Das gilt für Beiträge, die den gesetzlichen Leistungen entsprechen. Was über dieses gesetzliche Niveau hinaus geht gilt als Mehrleistung und wird in der Regel nicht berücksichtigt. Damit sind z.B. Leistungen wie Heilpraktiker Behandlungen, Chefarztbehandlung und Einbettzimmer gemeint.
Für Familien ergibt sich eine günstige Situation, da nicht nur die Beiträge des Krankenversicherten selbst absetzbar sind sondern auch die des Ehepartners sowie derjenigen, die Kinder haben mit Anspruch auf Kindergeld oder Kinderfreibetrag. Das gilt auch für eingetragene Lebenspartnerschaften. Somit wird der Status der Familie gestärkt.

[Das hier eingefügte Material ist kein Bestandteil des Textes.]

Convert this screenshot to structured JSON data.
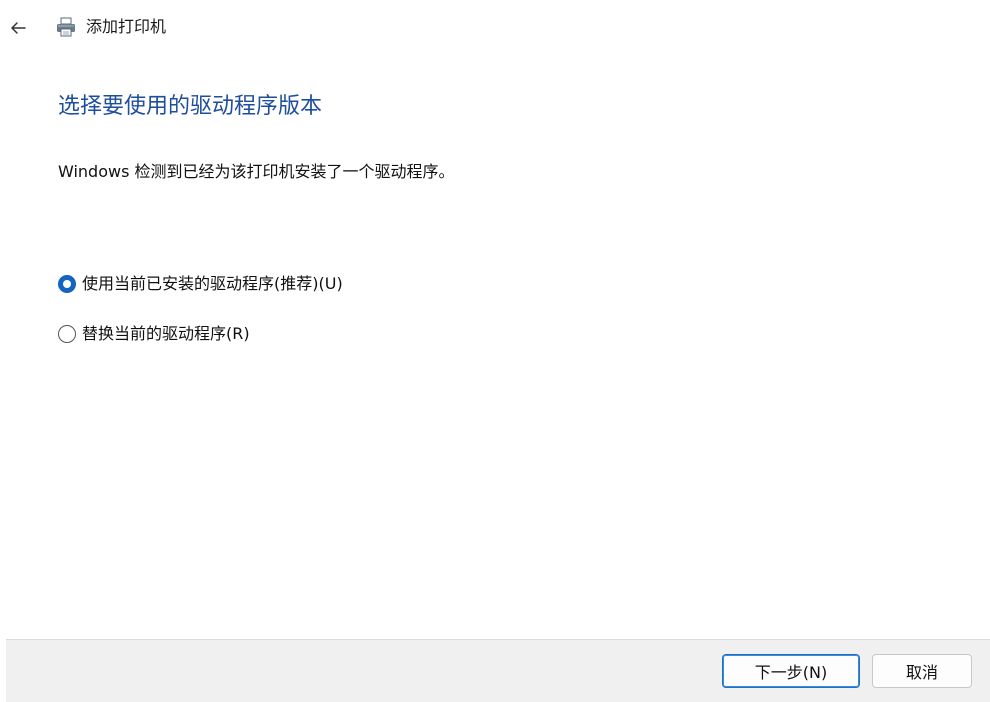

Man hat die Möglichkeit die Steuerersparnisse aus der Kranken- und Pflegepflichtversicherung für die Altersvorsorge einzusetzen. Diese wiederum kann man später einsetzen um Krankenversicherungsbeiträge im Alter zu finanzieren.
Zu beachten ist, dass man in Anspruch genommene Beitragsrückerstattungen nicht steuerlich geltend machen kann, d.h. sie mindern den steuerlich abzugsfähigen Jahresbeitrag. Bei arbeitnehmern kann der Arbeitgeberanteil, also maximal 50% des Krankenversicherungsbeitrages, nicht steuerlich abzugsfähig gemacht werden.